Wednesday, June 6, 2012

Sans Mort, il n'est pas de Vie



Bonjour! Pas de vernis aujourd'hui, j'ai toujours voulu que ce blog ne soit pas que ça, mais c'est facile de tomber dans la routine et de toujours faire la même chose.
En avril dernier, la jolie et douée Bé fêtait le premier anniversaire de son blog, et la première "épreuve" du concours était un peu particulière. En effet, puisque le lot était composé de vernis A-England collection The Legend, il fallait conter une légende. J'avais déjà les vernis mis en jeu, donc j'ai laissé leur chance à d'autres, mais vous imaginez bien que l'idée me plaisait et j'ai décidé de partager avec vous une légende que j'affectionne.
Les contes et légendes ont bercé toute ma vie, depuis les histoires que mes parents me lisaient quand j'étais enfant (les Contes et Légendes du Monde, avec l'histoire d'amour de Popocatepetl et Sidlatepetl les volcans, ou la légende d'Ilmarinen et le Tsampo), aux livres tirés de la légende arthurienne que je dévorais assise par terre à la bibliothèque municipale le mercredi après-midi, je suis avide de ces fenêtres vers le passé, de ces morceaux de sagesse ancestrale qui se sont transmis à travers les siècles.
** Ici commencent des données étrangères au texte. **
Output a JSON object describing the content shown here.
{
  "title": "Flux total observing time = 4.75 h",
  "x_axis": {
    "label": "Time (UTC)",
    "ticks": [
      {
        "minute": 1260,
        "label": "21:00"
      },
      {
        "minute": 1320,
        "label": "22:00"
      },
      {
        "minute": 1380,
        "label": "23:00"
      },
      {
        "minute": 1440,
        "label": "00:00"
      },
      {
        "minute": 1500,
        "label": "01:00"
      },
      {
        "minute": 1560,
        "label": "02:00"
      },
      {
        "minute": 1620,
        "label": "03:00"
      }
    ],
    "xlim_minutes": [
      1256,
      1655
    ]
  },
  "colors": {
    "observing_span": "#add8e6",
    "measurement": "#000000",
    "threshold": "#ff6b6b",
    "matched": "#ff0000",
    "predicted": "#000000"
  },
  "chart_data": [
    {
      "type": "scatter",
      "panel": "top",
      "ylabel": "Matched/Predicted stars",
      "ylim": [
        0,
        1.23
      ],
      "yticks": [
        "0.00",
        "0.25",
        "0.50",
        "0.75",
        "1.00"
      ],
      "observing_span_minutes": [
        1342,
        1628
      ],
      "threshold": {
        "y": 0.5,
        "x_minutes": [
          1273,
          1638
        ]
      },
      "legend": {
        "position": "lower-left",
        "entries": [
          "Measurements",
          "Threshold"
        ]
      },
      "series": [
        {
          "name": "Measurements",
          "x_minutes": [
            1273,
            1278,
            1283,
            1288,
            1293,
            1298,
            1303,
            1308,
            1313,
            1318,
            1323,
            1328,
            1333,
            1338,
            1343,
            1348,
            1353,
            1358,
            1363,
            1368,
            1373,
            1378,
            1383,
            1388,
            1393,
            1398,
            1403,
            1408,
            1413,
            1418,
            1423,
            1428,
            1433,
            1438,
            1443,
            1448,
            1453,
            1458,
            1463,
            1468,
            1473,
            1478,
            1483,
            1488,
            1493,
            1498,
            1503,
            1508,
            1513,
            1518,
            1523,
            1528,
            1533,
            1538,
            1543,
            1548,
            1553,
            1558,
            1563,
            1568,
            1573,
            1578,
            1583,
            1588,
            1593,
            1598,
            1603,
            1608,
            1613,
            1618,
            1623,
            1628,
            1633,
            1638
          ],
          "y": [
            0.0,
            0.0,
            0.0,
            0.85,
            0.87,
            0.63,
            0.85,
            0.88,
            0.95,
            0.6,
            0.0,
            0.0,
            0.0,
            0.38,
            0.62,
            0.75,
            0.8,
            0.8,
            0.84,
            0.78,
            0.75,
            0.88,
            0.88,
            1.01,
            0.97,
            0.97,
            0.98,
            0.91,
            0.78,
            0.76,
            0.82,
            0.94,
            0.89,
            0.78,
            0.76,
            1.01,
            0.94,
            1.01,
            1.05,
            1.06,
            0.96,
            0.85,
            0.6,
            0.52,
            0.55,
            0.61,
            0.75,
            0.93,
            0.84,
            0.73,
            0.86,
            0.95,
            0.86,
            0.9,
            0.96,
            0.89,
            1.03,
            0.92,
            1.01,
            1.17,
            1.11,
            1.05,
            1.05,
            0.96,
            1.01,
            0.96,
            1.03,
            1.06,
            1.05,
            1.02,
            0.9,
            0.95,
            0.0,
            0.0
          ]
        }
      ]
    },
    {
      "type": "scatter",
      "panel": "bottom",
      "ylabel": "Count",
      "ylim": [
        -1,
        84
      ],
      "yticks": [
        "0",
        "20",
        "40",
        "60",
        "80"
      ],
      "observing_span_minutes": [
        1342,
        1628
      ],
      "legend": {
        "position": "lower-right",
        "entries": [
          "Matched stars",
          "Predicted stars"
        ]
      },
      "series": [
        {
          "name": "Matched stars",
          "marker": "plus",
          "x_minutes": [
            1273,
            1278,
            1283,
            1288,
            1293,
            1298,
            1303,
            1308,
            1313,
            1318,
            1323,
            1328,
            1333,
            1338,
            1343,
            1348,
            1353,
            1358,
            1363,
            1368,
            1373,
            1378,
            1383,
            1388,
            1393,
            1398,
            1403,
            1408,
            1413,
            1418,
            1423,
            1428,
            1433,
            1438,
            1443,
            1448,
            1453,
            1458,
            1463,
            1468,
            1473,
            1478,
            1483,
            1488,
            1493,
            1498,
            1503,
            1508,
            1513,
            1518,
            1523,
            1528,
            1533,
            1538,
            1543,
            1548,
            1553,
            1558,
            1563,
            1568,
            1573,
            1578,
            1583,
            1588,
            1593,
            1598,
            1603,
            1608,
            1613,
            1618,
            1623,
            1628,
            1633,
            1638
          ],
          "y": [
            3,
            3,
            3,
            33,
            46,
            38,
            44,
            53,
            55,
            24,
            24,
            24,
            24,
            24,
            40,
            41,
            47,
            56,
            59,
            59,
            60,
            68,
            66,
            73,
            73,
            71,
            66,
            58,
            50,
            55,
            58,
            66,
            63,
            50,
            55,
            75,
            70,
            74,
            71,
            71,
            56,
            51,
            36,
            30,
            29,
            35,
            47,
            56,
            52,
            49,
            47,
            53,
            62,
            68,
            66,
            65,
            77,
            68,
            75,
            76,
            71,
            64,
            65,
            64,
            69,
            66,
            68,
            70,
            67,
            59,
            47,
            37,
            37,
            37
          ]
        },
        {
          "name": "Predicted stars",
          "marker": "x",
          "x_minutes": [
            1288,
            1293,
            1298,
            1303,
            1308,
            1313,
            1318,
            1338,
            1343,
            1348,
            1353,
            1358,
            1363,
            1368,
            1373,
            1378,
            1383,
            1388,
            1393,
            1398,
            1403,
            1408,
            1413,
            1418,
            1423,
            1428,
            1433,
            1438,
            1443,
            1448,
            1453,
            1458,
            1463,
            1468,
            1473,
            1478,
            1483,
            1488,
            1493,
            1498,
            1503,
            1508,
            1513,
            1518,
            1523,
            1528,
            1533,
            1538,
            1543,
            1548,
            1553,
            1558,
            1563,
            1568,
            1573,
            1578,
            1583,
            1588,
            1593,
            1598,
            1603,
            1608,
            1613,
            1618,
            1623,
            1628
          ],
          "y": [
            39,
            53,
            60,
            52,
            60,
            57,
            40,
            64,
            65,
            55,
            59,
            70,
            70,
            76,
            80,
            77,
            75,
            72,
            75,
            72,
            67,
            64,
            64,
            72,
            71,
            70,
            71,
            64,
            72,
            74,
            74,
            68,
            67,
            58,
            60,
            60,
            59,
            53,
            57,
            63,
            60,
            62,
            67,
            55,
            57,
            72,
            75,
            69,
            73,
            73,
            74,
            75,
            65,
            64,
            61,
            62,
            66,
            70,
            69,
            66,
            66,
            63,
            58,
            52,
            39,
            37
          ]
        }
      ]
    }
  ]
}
Ce n'est pas un hasard si j'ai inclus dans mon travail de thèse de la mythologie et du folklore comparé... 
Alors comment pouvais-je choisir la légende dont j'allais vous parler? Ma première idée a été de voir chez les Celtes, avec la légende de Macha qui maudit les Ulates, ou celle de Connla fils de Conn. Mais j'ai réfléchi, et j'ai décidé de partager une légende plus "profonde", plus surprenante. Il y a plusieurs années de cela, ma maman m'a offert un livre qui m'a bouleversée, "Les femmes qui courent avec les loups" de Clarissa Pinkola Estes. L'auteure se définit comme une conteuse-psychologue, elle se sert de contes, qu'elle va chercher dans la sagesse populaire et auprès des rares conteurs qui existent encore de nos jours, pour soigner les maux de l'âme des femmes. Ce livre m'a profondément touchée car il m'a montrée que les chemins que j'avais pris instinctivement étaient les bons et que mon intuition était un guide sûr. Je ne peux que vous recommander ce livre, il est fascinant...
Dans ce recueil, C. Pinkola Estes rapporte un conte Inuit que je trouve d'une beauté étrange mais sublime, la Légende de la Femme Squelette, et c'est ce que je propose à présent.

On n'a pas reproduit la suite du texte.